Findings  This survey study found that 67% of a national sample of patient advocacy organizations, virtually all of which were not for profit, reported receiving funding from for-profit companies. Twelve percent received more than half of their funding from industry; a median proportion of 45% of industry funding was derived from the pharmaceutical, device, and/or biotechnology sectors.

Meaning  Most advocacy organizations receive money from industry; therefore, increased transparency and robust conflict of interest policies and practices are needed to help these non-profit organizations maintain their independence.

Abstract

Importance  Patient advocacy organizations (PAOs) are influential health care stakeholders that provide direct counseling and education for patients, engage in policy advocacy, and shape research agendas. Many PAOs report having financial relationships with for-profit industry, yet little is known about the nature of these relationships.

Objective  To describe the nature of industry funding and partnerships between PAOs and for-profit companies in the United States.

Design, Setting, and Participants  A survey was conducted from September 1, 2013, to June 30, 2014, of a nationally representative random sample of 439 PAO leaders, representing 5.6% of 7865 PAOs identified in the United States.
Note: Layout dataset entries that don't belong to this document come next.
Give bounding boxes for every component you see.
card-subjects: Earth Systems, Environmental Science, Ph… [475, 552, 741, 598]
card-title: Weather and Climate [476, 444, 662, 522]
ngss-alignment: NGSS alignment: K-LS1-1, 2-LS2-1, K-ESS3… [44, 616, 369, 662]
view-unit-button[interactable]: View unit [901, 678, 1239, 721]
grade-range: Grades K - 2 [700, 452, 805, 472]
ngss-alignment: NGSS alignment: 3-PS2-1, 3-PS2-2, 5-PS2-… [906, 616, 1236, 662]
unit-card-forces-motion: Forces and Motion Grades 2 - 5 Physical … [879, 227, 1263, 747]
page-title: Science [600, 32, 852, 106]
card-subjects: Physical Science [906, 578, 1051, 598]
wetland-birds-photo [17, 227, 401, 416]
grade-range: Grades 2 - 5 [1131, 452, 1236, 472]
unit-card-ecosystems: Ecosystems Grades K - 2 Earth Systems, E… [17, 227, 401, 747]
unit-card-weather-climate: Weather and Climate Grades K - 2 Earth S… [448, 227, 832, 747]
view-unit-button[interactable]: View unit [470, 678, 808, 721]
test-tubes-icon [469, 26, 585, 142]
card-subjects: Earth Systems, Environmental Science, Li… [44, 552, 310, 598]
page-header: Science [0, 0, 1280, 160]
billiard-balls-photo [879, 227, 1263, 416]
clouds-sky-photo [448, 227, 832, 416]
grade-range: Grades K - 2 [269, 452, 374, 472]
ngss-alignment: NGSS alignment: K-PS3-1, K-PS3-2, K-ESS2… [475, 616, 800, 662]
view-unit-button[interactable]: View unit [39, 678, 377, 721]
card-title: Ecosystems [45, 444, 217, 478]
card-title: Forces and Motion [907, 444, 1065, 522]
Survey questions addressed the nature of their activities, their financial relationships with industry, and the perceived effectiveness of their conflict of interest policies.
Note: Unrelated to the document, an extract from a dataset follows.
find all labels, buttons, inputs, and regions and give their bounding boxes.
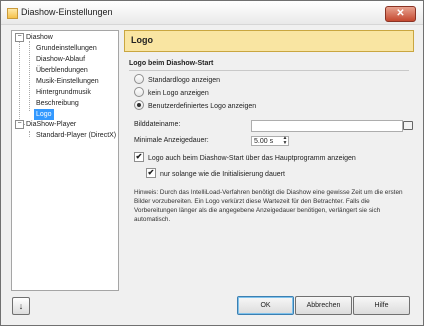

Main Outcomes and Measures  Amount and sources of revenue as well as organizational experiences with and policies regarding financial conflict of interest.

Results  Of the 439 surveys mailed to PAO leaders, 289 (65.8%) were returned with at least 80% of the questions answered. The PAOs varied widely in terms of size, funding, activities, and disease focus. The median total revenue among responding organizations was $299 140 (interquartile range, $70 000-$1 200 000). A total of 165 of 245 PAOs (67.3%) reported receiving industry funding, with 19 of 160 PAOs (11.9%) receiving more than half of their funding from industry. Among the subset of PAOs that received industry funding, the median amount was $50 000 (interquartile range, $15 000-$200 000); the median proportion of industry support derived from the pharmaceutical, device, and/or biotechnology sectors was 45% (interquartile range, 0%-100%). A total of 220 of 269 respondents (81.8%) indicated that conflicts of interest are very or moderately relevant to PAOs, and 94 of 171 (55.0%) believed that their organizations’ conflict of interest policies were very good. A total of 22 of 285 PAO leaders (7.7%) perceived pressure to conform their positions to the interests of corporate donors.

Conclusions and Relevance  Patient advocacy organizations engage in wide-ranging health activities. Although most PAOs receive modest funding from industry, a minority receive substantial industry support, raising added concerns about independence. Many respondents report a need to improve their conflict of interest policies to help maintain public trust.